Menurutnya, nilai-nilai kesetaraan, penghormatan terhadap hak asasi manusia, dan perlindungan kelompok rentan harus menjadi bagian dari kebijakan strategis perguruan tinggi, mulai dari tahap perencanaan, pelaksanaan, hingga evaluasi program.
“Kita ingin komitmen terhadap kesetaraan gender dan pencegahan kekerasan tidak berhenti pada tataran wacana. Nilai-nilai tersebut harus terintegrasi dalam tata kelola kampus, budaya akademik, dan kebijakan kelembagaan sehingga benar-benar dirasakan manfaatnya oleh seluruh sivitas akademika,” ujar Prof. Sahiron.

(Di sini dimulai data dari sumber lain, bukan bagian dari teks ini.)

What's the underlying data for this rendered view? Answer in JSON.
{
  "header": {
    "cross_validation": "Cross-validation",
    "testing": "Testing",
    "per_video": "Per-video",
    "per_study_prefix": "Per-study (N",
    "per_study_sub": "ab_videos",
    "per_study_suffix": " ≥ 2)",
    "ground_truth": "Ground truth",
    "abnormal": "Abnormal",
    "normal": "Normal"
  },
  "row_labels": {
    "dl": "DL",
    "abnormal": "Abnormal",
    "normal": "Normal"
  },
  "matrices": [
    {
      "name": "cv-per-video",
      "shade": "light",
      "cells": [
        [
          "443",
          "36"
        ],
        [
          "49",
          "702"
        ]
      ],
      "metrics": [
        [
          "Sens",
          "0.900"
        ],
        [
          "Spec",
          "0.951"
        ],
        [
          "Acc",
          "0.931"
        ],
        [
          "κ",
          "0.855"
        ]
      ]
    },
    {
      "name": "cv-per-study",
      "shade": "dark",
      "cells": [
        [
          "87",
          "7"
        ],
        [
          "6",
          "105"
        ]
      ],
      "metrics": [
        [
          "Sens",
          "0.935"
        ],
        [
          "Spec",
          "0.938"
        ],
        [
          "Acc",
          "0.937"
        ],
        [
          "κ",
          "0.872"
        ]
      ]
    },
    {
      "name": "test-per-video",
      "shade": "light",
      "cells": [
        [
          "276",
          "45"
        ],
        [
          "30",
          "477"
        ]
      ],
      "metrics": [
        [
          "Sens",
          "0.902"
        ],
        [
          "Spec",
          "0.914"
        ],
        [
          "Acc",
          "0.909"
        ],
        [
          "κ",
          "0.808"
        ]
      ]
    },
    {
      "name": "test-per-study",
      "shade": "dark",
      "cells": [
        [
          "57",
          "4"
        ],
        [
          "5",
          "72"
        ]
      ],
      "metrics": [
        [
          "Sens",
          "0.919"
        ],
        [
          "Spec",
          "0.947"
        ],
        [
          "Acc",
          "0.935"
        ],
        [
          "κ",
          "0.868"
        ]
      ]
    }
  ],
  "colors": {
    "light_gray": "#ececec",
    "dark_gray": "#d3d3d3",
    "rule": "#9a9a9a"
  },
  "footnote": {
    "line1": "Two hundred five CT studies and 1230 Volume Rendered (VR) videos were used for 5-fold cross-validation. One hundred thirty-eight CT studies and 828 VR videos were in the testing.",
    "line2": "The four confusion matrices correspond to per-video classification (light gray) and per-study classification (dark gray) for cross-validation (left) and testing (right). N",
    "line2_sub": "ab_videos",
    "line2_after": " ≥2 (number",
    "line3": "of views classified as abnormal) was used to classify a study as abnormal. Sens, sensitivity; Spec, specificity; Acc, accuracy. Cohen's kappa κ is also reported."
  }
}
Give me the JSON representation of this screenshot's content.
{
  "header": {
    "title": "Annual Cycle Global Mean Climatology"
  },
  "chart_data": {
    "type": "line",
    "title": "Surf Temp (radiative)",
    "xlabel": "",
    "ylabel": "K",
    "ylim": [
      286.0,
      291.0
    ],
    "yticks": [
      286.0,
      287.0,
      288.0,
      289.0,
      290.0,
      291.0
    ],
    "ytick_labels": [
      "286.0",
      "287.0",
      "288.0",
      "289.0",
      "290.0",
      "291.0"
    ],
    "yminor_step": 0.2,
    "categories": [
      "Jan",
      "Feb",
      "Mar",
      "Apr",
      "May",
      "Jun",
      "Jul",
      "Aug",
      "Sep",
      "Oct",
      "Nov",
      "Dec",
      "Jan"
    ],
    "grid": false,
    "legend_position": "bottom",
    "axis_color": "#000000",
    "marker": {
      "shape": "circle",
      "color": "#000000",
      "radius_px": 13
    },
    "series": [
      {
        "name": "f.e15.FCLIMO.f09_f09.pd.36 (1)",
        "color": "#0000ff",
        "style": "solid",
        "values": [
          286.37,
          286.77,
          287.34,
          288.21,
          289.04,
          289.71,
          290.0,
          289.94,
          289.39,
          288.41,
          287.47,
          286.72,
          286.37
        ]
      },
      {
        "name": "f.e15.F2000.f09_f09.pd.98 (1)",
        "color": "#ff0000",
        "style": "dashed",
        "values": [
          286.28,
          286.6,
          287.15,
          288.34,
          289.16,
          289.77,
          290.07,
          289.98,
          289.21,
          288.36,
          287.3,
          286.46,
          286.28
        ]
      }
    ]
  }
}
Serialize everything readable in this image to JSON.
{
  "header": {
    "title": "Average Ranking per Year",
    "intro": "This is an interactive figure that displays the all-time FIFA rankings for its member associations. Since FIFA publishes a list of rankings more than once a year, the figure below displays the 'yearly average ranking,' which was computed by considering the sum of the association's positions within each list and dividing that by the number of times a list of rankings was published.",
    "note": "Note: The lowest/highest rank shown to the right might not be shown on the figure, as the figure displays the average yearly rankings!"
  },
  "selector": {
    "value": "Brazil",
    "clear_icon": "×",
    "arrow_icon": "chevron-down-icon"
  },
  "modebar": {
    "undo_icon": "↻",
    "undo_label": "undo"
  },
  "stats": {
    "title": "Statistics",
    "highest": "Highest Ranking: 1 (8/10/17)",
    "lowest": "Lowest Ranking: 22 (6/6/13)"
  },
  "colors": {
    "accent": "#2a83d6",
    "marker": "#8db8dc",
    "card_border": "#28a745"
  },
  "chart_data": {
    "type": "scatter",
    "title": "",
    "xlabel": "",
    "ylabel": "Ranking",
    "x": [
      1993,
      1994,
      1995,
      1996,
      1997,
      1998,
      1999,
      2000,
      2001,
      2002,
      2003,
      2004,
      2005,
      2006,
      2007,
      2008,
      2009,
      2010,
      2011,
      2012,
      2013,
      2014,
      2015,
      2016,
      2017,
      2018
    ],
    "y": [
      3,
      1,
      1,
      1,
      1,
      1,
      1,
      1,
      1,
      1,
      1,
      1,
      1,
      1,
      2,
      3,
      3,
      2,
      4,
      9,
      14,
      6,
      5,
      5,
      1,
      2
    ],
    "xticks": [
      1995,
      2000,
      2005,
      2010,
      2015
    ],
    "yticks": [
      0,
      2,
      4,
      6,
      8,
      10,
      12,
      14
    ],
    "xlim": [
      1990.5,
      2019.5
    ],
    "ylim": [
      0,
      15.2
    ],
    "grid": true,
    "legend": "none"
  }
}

UIN Siber Syekh Nurjati Cirebon Perkuat Kurikulum Berbasis Cinta
Rektor UIN Siber Syekh Nurjati Cirebon, Prof. Dr. H. Aan Jaelani, M.Ag., menyambut baik deklarasi nasional tersebut dan menegaskan bahwa gerakan Kampus Bahagia Tanpa Kekerasan sejalan dengan implementasi Kurikulum Berbasis Cinta yang menjadi salah satu program prioritas Kementerian Agama.
Menurutnya, pendidikan tinggi Islam harus menjadi ruang yang menanamkan nilai kasih sayang, penghormatan terhadap sesama, serta kepedulian terhadap kelompok rentan, termasuk perempuan, anak, penyandang disabilitas, dan lingkungan.
“Cinta kepada Allah SWT harus diwujudkan melalui penghormatan kepada sesama manusia. Kampus tidak hanya mencetak lulusan yang unggul secara akademik, tetapi juga membentuk pribadi yang berakhlak mulia, menghargai perbedaan, menjunjung tinggi keadilan, dan menolak segala bentuk kekerasan. Itulah nilai yang terus kami bangun di UIN Siber Syekh Nurjati Cirebon,” ungkap Prof. Aan.
Ia menambahkan bahwa kampus memiliki tanggung jawab moral untuk menjadi teladan dalam menciptakan lingkungan belajar yang aman, sehat, inklusif, dan membahagiakan bagi seluruh warga kampus.
Wujud Nyata Transformasi Pendidikan Tinggi Islam
Konsolidasi dan Konferensi Nasional PSGA diikuti oleh 48 Perguruan Tinggi Keagamaan Islam Negeri (PTKIN) dan 3 Perguruan Tinggi Keagamaan Islam Swasta (PTKIS) dari berbagai daerah di Indonesia.
Forum ini menjadi ruang strategis untuk memperkuat sinergi antarlembaga, berbagi praktik baik (best practice), menyusun rekomendasi kebijakan nasional, serta memperkokoh peran PSGA sebagai pusat pengembangan kajian, advokasi, edukasi, dan pendampingan dalam mewujudkan kampus yang aman dan berkeadilan.
Melalui deklarasi Kampus Bahagia Tanpa Kekerasan (KABACA), Kementerian Agama menegaskan bahwa transformasi pendidikan tinggi Islam tidak hanya diukur dari prestasi akademik dan riset, tetapi juga dari kemampuan perguruan tinggi menciptakan ruang belajar yang menghormati martabat manusia, menjamin rasa aman, mengedepankan kasih sayang, serta bebas dari segala bentuk kekerasan.
Semangat tersebut diharapkan menjadi fondasi lahirnya generasi Indonesia yang berilmu, berintegritas, berempati, serta mampu membawa nilai-nilai Islam yang rahmatan lil ‘alamin dalam kehidupan bermasyarakat, berbangsa, dan bernegara.